ION-related IGN Comments & Coil Quest

garfield at pilgrimhouse.com garfield at pilgrimhouse.com
Tue Jun 2 15:35:47 GMT 1998


On Tue, 2 Jun 1998 00:03:16 -0700 (PDT), T Hergen <thergen at svn.net>
wrote:

>           ||o-------to plug
>primary    ||o
>           ||o
>Bat+ -----o||o
>          o||o
>          o||o  secondary
>       ---o||o
>       |   ||o
>       |   ||o
>       |   ||o-----
>       |          |
>       x----------| 
>       |
>       |
>     To Points (or ignition module)
>
>Is this correct for most common inductive style ignitions?

I'd say this is most UNcommon; I'd like to know what systems actually
use this connection scheme today. If it exists at all, I'd say it's WAY
in the minority.

>Some of the posts seem to indicate that the primary and secondary have the
>Bat+ terminal in common.
>...
>Does anyone know which is "right" (maybe both are depending on the
>application) 1) secondary has Bat+ in common with primary or 2) secondary
>has points side in common with primary? 

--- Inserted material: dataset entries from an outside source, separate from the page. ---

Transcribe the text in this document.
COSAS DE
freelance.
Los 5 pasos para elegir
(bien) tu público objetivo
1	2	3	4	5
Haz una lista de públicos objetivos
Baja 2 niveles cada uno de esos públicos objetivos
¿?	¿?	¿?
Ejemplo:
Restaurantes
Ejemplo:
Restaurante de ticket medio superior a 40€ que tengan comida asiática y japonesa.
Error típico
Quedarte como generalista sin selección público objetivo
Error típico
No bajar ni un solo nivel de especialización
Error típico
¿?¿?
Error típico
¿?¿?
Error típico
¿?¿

ALL of the coils I'm familiar with use the +BAT as common; I don't know
of any that fit the description of (2), but hey whatawino? A coil
terminal these days that has the + mark on it is meant to go to +BAT,
and that terminal IS the common for secondary and primary inside the
coil.

Secondly, I also don't know of any coils that use the frame/core as a
conductor, so measuring from a mounting hole or sumpin to any of the
connectors really shouldn't show a circuit. The core is really always a
bad choice as a conductor, since it's composed of piles of laminated
sheet steel usually, and sometimes for assembly, the core pieces aren't
even one continuous piece of steel, and they don't normally have to
create a good electrical circuit, just a good magnetic one.